Jeffersonville Redevelopment Director Rob Waiz gave a presentation to the Redevelopment Commission Wednesday night that showed a disparity in the aesthetic plans for the Indiana side of both the downtown and east-end corridors of the bridges project when compared to Kentucky’s side of the project.
“It’s too huge for our area to ignore this on the east-end, or our downtown,” Waiz said of the look of the project. “We just have one shot to do this, and to do it right.”
As designs have been presented and work has begun on the project to construct a new downtown Interstate 65 bridge, new approaches on each side of the Ohio River and rebuild Spaghetti Junction, as well as building a new bridge and approaches on the east-end corridor, time is at a premium.
“We definitely see a lopsided approach,” said Jeffersonville Mayor Mike Moore. “I expect the Indiana side to be treated in the same fashion [as Kentucky]. Hopefully, the state recognizes this is a project that will be welcoming people into the state.”
According to figures Waiz cited in an email to Paul Boone, project liaison with the Indiana Department of Transportation — and figures he reiterated Wednesday — about $10 million was built into the project’s budget for Kentucky approaches and overpass aesthetics on the east end.
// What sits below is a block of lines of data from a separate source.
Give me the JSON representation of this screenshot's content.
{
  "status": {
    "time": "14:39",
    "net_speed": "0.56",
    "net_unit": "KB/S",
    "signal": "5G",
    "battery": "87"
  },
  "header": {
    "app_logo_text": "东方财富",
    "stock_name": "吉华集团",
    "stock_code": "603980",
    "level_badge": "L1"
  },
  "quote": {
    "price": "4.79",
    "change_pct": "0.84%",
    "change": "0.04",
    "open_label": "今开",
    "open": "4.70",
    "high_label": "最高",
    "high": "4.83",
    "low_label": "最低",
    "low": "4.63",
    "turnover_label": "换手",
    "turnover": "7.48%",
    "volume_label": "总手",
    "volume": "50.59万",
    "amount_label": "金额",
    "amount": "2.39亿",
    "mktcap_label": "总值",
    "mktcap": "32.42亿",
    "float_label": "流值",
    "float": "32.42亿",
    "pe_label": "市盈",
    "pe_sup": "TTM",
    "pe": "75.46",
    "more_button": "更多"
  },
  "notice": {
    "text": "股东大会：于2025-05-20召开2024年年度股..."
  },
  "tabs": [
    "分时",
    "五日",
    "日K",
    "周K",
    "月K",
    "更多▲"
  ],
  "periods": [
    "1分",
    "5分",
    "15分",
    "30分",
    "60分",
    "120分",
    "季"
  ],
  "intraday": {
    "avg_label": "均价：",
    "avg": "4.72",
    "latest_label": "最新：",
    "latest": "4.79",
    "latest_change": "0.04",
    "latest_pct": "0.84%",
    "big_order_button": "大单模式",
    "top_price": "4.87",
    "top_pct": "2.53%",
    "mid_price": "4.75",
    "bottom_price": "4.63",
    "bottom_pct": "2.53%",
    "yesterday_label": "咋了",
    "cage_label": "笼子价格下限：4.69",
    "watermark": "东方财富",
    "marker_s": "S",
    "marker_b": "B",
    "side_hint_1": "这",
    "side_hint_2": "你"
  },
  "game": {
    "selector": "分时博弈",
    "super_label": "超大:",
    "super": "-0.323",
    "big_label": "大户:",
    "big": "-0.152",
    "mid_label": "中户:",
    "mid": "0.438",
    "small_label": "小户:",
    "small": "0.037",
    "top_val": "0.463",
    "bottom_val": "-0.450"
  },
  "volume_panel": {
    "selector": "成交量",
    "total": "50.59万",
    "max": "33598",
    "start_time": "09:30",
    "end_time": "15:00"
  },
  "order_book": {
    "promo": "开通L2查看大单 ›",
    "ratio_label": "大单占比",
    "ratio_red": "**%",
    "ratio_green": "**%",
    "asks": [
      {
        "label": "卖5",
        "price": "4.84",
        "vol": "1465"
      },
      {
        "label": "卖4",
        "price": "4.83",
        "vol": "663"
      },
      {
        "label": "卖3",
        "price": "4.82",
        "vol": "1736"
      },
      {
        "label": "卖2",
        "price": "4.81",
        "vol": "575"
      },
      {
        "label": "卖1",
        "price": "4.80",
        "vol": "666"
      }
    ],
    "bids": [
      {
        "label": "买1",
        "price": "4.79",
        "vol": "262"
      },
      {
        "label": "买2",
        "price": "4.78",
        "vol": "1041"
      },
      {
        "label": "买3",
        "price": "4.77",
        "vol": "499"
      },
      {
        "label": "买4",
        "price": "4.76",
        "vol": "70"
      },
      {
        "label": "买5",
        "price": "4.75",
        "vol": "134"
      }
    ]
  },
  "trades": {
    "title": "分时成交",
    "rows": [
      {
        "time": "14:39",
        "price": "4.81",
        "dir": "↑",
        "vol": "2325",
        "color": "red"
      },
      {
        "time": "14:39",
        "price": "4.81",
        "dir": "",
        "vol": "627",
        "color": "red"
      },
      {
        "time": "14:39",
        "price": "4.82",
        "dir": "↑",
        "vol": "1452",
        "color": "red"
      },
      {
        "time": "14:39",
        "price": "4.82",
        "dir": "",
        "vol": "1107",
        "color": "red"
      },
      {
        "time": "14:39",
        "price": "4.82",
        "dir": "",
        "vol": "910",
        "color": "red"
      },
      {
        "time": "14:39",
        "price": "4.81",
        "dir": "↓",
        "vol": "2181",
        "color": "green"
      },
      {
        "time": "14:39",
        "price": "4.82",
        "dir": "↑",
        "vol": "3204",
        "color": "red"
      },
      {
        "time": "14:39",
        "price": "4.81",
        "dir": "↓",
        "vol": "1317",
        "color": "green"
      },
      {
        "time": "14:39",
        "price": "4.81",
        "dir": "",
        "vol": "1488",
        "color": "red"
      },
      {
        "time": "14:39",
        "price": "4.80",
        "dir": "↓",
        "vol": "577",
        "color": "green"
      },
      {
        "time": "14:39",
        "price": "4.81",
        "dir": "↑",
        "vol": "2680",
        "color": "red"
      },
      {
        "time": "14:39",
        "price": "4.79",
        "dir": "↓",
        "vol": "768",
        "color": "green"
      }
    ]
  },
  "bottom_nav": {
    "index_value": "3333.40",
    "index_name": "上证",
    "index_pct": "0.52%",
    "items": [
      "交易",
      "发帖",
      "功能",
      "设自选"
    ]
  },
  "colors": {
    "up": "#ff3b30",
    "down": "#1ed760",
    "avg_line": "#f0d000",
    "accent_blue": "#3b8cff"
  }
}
In Indiana, on the east end, nothing was in the budget for aesthetics.
Waiz said he had a meeting with Boone and Ron Heustis, INDOT project manager for the Ohio River Bridges Project, to discuss the Indiana approaches on each part of the project.
“At the meeting, honestly, they really didn’t want to budge in trying to help us out aesthetically,” Waiz said to the redevelopment commission. “I think what they’ve done on the Louisville side is fantastic. I wouldn’t want to see anything at all changed over there. But some of the changes that need to be made [on Indiana’s side] downtown, we need to do it and we need to do it now. What’s going to be put in place is what we’re going to be looking at ... for the next 75 years.”
Waiz took the commission members through the proposed plans for the downtown portion of the project being managed by the Kentucky Transportation Cabinet and being constructed by Walsh Design Build Team. The estimated construction cost is $860 million.
Among the features on the Kentucky side that he walked the commission through were facade options, plazas for pedestrians and bicyclists near overpasses, aesthetic access controls, monuments and extensive landscaping in the medians of the interstate approaches.
For Indiana, options were also offered on the gateways to the city, with different facade choices. However, Waiz expressed an interest in seeing the three downtown exits and entrances match.
He said he wants to make sure that exits to Jeffersonville on 10th Street, 6th Street and Court Avenue all look uniform, with a red brick facade and signage on overpasses that bear the city’s name. And instead of having Jeffersonville painted on the overpasses, Waiz said they would like to see raised aluminum writing on all three structures.
Waiz said the price he got from the Walsh group to change the interchanges and put in the brick style fencing, and improving the aesthetics of the overpass on Riverside Drive, would total about $1.5 million.
“That’s just a small change order in the whole scheme of things,” Waiz said.